Q: Do we know of any former slaves that fled the south and ended up in Boise?
A: In 1867 Elvina Moulton, a former slave freed during the Civil War, arrived in Boise after traveling across the Oregon Trail with the family of one Judge Gray. She was supposed to have walked a good portion of the trail in nothing but her bare feet, and when she arrived here in Boise she stopped, even as the Gray family continued on to California; she said she simply got tired of walking.
Aunt Viney, as she was later known, took to mending and washing for a living. Through these endeavors alone she was able to save enough money to purchase her own home, at the price of $575. It was located on Idaho Street between Tenth and Ninth, right next to the residence of James H. Hawley, Boise Mayor from 1903 to 1905. In the final decades of the nineteenth century Ms.

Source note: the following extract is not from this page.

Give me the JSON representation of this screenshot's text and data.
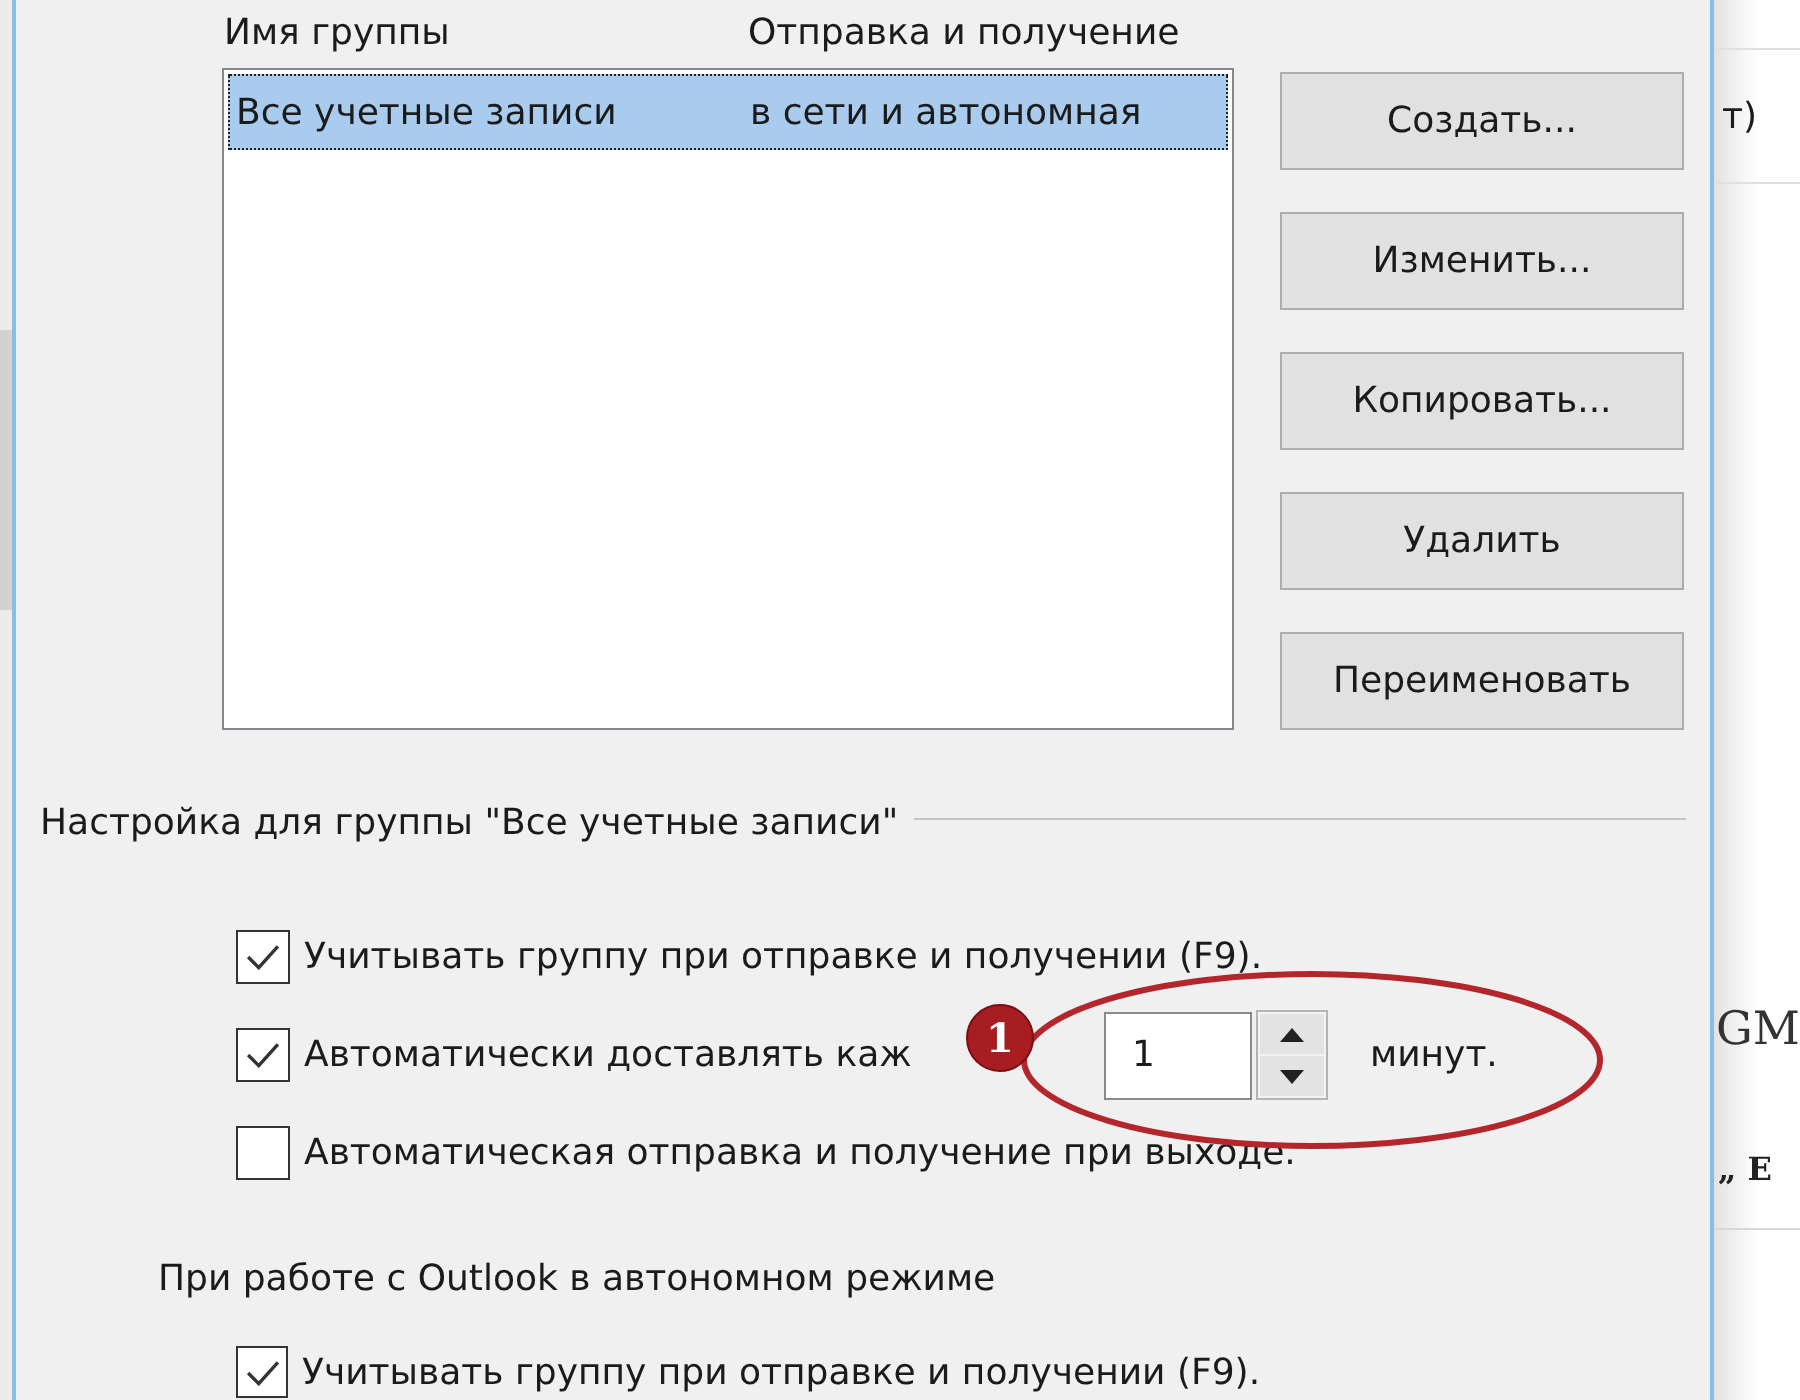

Moulton was free to own her own home, and make her own living. She later sold that residence for $4500, and purchased another home on south Fourth Street. In 1878 she was the only African American among a number of prominent white women chartered in Boise’s First Presbyterian Church. Viney died in 1917 at the estimated age of 83—she was unsure what year she was born. By all accounts Viney was a respected member of Boise’s pioneer community.

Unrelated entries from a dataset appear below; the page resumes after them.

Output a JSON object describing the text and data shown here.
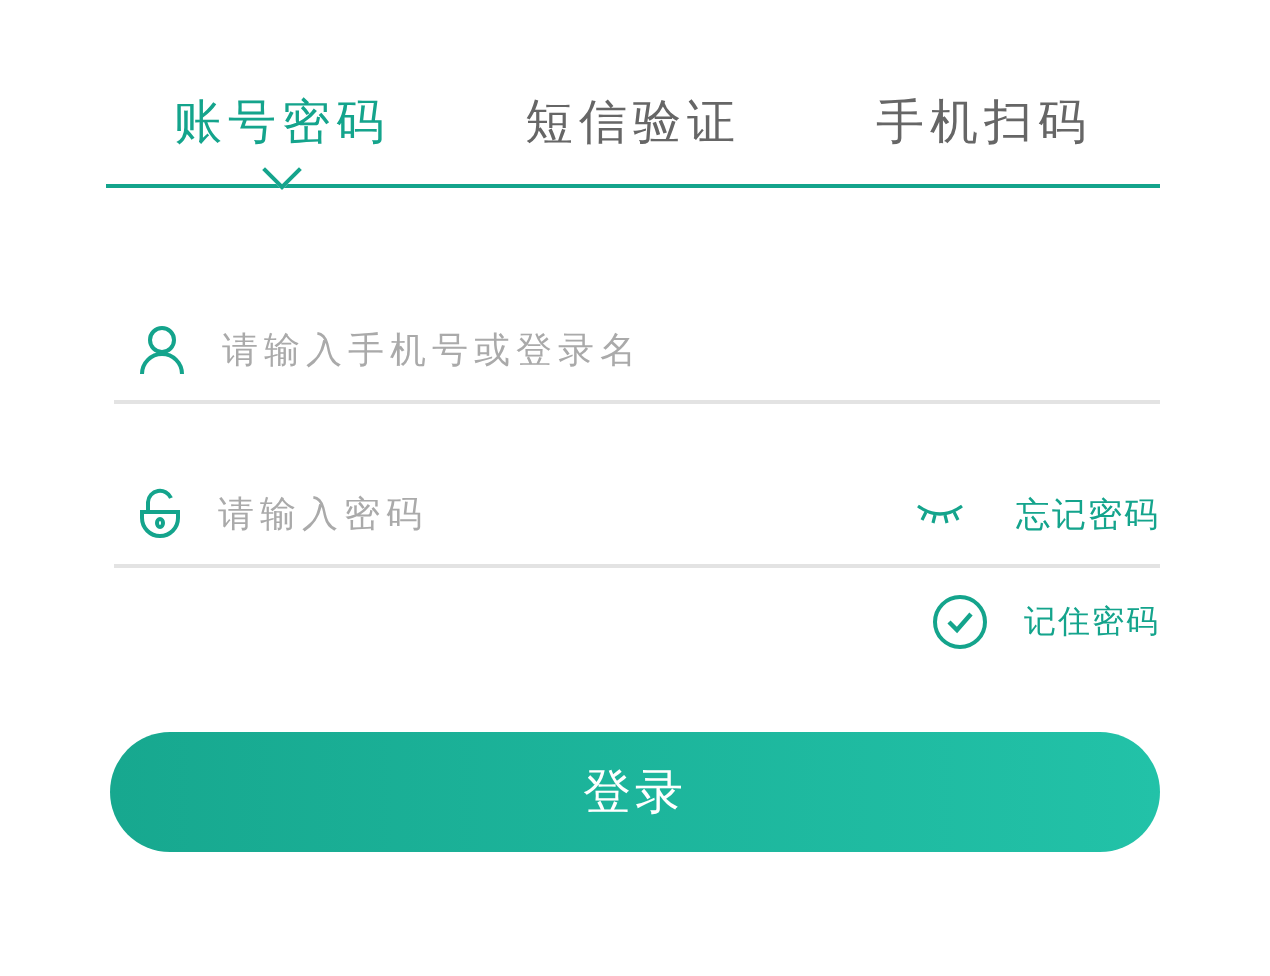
{
  "tabs": [
    {
      "label": "账号密码",
      "selected": true
    },
    {
      "label": "短信验证",
      "selected": false
    },
    {
      "label": "手机扫码",
      "selected": false
    }
  ],
  "fields": [
    {
      "kind": "account",
      "placeholder": "请输入手机号或登录名"
    },
    {
      "kind": "password",
      "placeholder": "请输入密码",
      "link": "忘记密码"
    }
  ],
  "remember": {
    "label": "记住密码",
    "checked": true
  },
  "submit": {
    "label": "登录"
  }
}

It is necessary, perhaps, to point out how Viney’s experience in Boise cannot be taken as representative of the whole. Her experience differed greatly from many other blacks who lived in Boise. At various times the public school was closed to minorities, but there were also times when a number of black children attended Central School, the public school built just next to the statehouse. In the 1920s the Ku Klux Klan began to have a visible presence in Idaho. In 1924 Boise’s Mayor Sherman required that Klan members remove their hoods during their parade through the city. Their organization never fully materialized in Boise like they did in other areas, but perhaps their activities and their message influenced public opinion.
Erma Hayman (1907-2009), another long-time Boise resident, remembers when blacks were not allowed in restaurants and pool halls, and recalls that most of Boise’s blacks were living in the working class neighborhood in and around River Street south of Front. She remembers when it was known as “colored town.” Hayman attempted several times to purchase a home of her own north of town, but recalled that every time the realtor found out she was black, the house was immediately taken off the market. Unavailable. And so she settled on Ash Street in the house that the Hayman family resides in to this day.
Recent research reveals that as Boise grew, successful whites abandoned their homes near downtown and moved north towards the foothills. River Street neighborhood became the home to several minority ethnic groups of which blacks made up only a small percent. Boise was never home to a very large number of black residents; in 1870 there were only 60 blacks recorded for the whole Idaho Territory, out of a population of nearly 15,000. By 1940 there were only 80 black of nearly 109,000 individuals recorded as living in Boise.